A seasoned newsman reports on the life of one of America’s great newspaper heroes, a writer and editor who practiced his craft in Yiddish.
Abraham Cahan (1860–1951) was the founder and editor of the Jewish Daily Forward, New York’s pre-eminent Yiddish newspaper. New York Sun and English-language Forward founder Lipsky presents a succinct biography of his distinguished predecessor as part of the burgeoning Schocken/Nextbook Jewish Encounters series. Born in czarist Russia, Cahan was born anew in 1882 when he landed in America, ignorant of the English language. He quickly conquered the native tongue of his new nation and wrote, in English, narrative fiction of immigrant life in a unique voice. His masterpiece, The Rise of David Levinsky (1917), was an epic novel of a poor immigrant who achieves considerable, but ultimately unfulfilling, wealth. In many ways, the novel paralleled the author’s own rise, though Cahan’s signal achievement wasn’t in the garment trade but in the newspaper that chronicled the culture of downtown Jews.
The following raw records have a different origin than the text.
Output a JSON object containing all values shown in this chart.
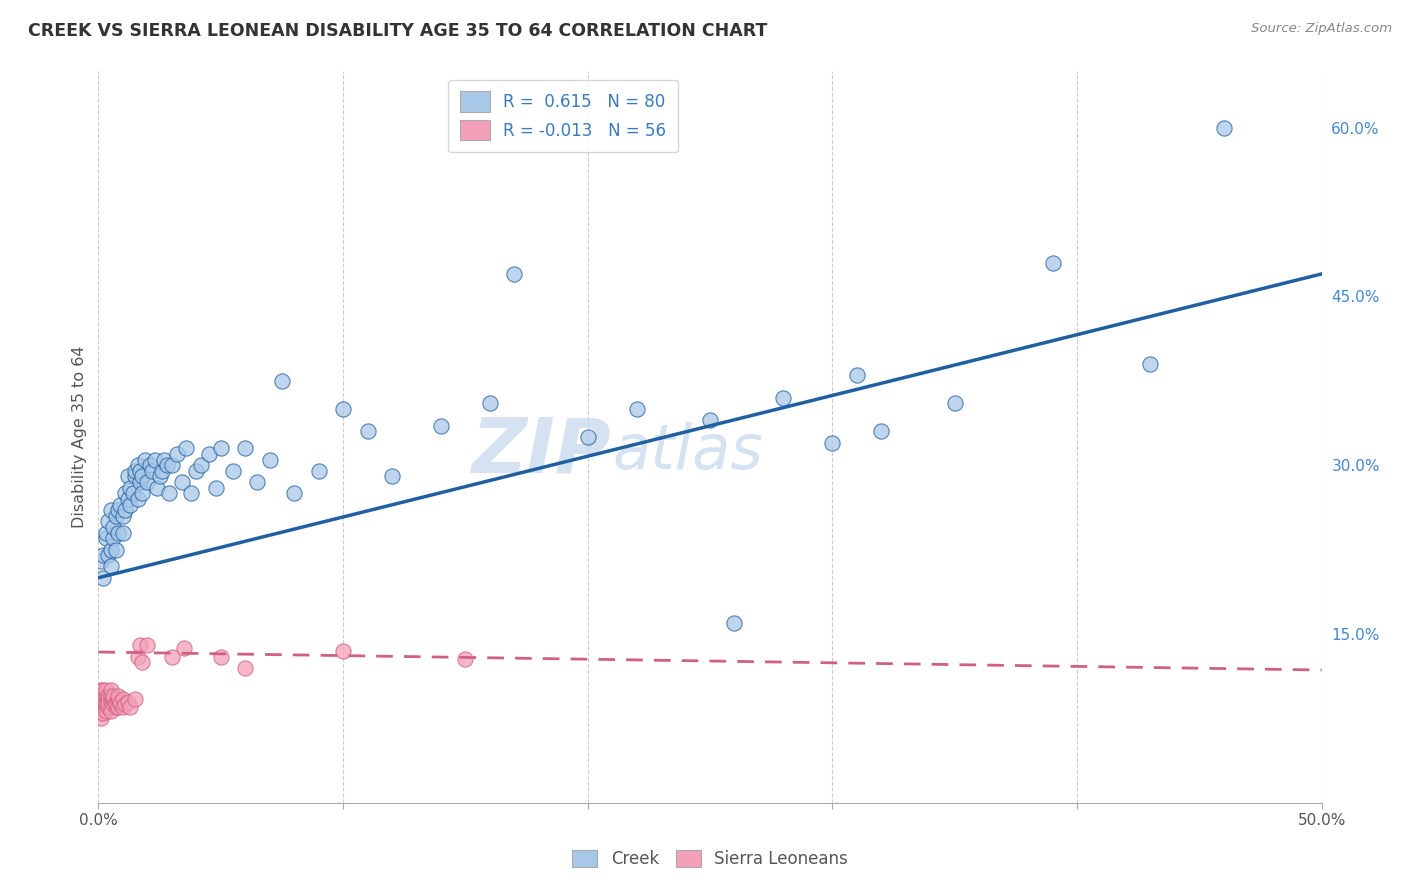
{
  "title": "CREEK VS SIERRA LEONEAN DISABILITY AGE 35 TO 64 CORRELATION CHART",
  "source": "Source: ZipAtlas.com",
  "ylabel": "Disability Age 35 to 64",
  "x_min": 0.0,
  "x_max": 0.5,
  "y_min": 0.0,
  "y_max": 0.65,
  "y_ticks_right": [
    0.15,
    0.3,
    0.45,
    0.6
  ],
  "y_tick_labels_right": [
    "15.0%",
    "30.0%",
    "45.0%",
    "60.0%"
  ],
  "creek_R": 0.615,
  "creek_N": 80,
  "sierra_R": -0.013,
  "sierra_N": 56,
  "creek_color": "#a8c8e8",
  "sierra_color": "#f4a0b8",
  "creek_line_color": "#2060a0",
  "sierra_line_color": "#d06080",
  "watermark_zip": "ZIP",
  "watermark_atlas": "atlas",
  "background_color": "#ffffff",
  "grid_color": "#cccccc",
  "creek_x": [
    0.001,
    0.002,
    0.002,
    0.003,
    0.003,
    0.004,
    0.004,
    0.005,
    0.005,
    0.005,
    0.006,
    0.006,
    0.007,
    0.007,
    0.008,
    0.008,
    0.009,
    0.01,
    0.01,
    0.011,
    0.011,
    0.012,
    0.012,
    0.013,
    0.013,
    0.014,
    0.015,
    0.015,
    0.016,
    0.016,
    0.017,
    0.017,
    0.018,
    0.018,
    0.019,
    0.02,
    0.021,
    0.022,
    0.023,
    0.024,
    0.025,
    0.026,
    0.027,
    0.028,
    0.029,
    0.03,
    0.032,
    0.034,
    0.036,
    0.038,
    0.04,
    0.042,
    0.045,
    0.048,
    0.05,
    0.055,
    0.06,
    0.065,
    0.07,
    0.075,
    0.08,
    0.09,
    0.1,
    0.11,
    0.12,
    0.14,
    0.16,
    0.2,
    0.22,
    0.25,
    0.28,
    0.3,
    0.32,
    0.35,
    0.39,
    0.43,
    0.46,
    0.31,
    0.26,
    0.17
  ],
  "creek_y": [
    0.215,
    0.22,
    0.2,
    0.235,
    0.24,
    0.22,
    0.25,
    0.21,
    0.225,
    0.26,
    0.235,
    0.245,
    0.225,
    0.255,
    0.24,
    0.26,
    0.265,
    0.24,
    0.255,
    0.26,
    0.275,
    0.27,
    0.29,
    0.265,
    0.28,
    0.275,
    0.29,
    0.295,
    0.3,
    0.27,
    0.285,
    0.295,
    0.275,
    0.29,
    0.305,
    0.285,
    0.3,
    0.295,
    0.305,
    0.28,
    0.29,
    0.295,
    0.305,
    0.3,
    0.275,
    0.3,
    0.31,
    0.285,
    0.315,
    0.275,
    0.295,
    0.3,
    0.31,
    0.28,
    0.315,
    0.295,
    0.315,
    0.285,
    0.305,
    0.375,
    0.275,
    0.295,
    0.35,
    0.33,
    0.29,
    0.335,
    0.355,
    0.325,
    0.35,
    0.34,
    0.36,
    0.32,
    0.33,
    0.355,
    0.48,
    0.39,
    0.6,
    0.38,
    0.16,
    0.47
  ],
  "sierra_x": [
    0.001,
    0.001,
    0.001,
    0.001,
    0.001,
    0.001,
    0.001,
    0.001,
    0.002,
    0.002,
    0.002,
    0.002,
    0.002,
    0.002,
    0.003,
    0.003,
    0.003,
    0.003,
    0.003,
    0.003,
    0.004,
    0.004,
    0.004,
    0.004,
    0.005,
    0.005,
    0.005,
    0.005,
    0.005,
    0.006,
    0.006,
    0.006,
    0.007,
    0.007,
    0.007,
    0.008,
    0.008,
    0.008,
    0.009,
    0.009,
    0.01,
    0.01,
    0.011,
    0.012,
    0.013,
    0.015,
    0.016,
    0.017,
    0.018,
    0.02,
    0.03,
    0.035,
    0.05,
    0.06,
    0.1,
    0.15
  ],
  "sierra_y": [
    0.09,
    0.085,
    0.095,
    0.1,
    0.08,
    0.088,
    0.075,
    0.092,
    0.085,
    0.095,
    0.1,
    0.088,
    0.08,
    0.092,
    0.09,
    0.085,
    0.095,
    0.1,
    0.088,
    0.082,
    0.085,
    0.095,
    0.092,
    0.088,
    0.09,
    0.085,
    0.095,
    0.1,
    0.082,
    0.088,
    0.092,
    0.095,
    0.09,
    0.085,
    0.088,
    0.092,
    0.085,
    0.095,
    0.088,
    0.09,
    0.092,
    0.085,
    0.088,
    0.09,
    0.085,
    0.092,
    0.13,
    0.14,
    0.125,
    0.14,
    0.13,
    0.138,
    0.13,
    0.12,
    0.135,
    0.128
  ],
  "creek_trend_x0": 0.0,
  "creek_trend_y0": 0.2,
  "creek_trend_x1": 0.5,
  "creek_trend_y1": 0.47,
  "sierra_trend_x0": 0.0,
  "sierra_trend_y0": 0.134,
  "sierra_trend_x1": 0.5,
  "sierra_trend_y1": 0.118
}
The Forward ranked third of all the city’s morning papers in any language, and in its pages, newly arriving immigrants received instruction in American ways. The paper featured an agony column, which famously advised legions of troubled readers, and it published the works of Sholem Asch and the brothers Singer. Home to Jewish public intellectuals, it debated (not always on the right side) the Russian Revolution, Zionism, strike actions and a host of other urgent matters of the day. The paper was always anti-communist, and Cahan was always Jewish though never religious. In his autobiography, The Education of Abraham Cahan, he had little to say about his private life. Lipsky follows that example with scant information regarding Cahan at home.
A straightforward narrative of the public life of a complex, commanding newspaperman.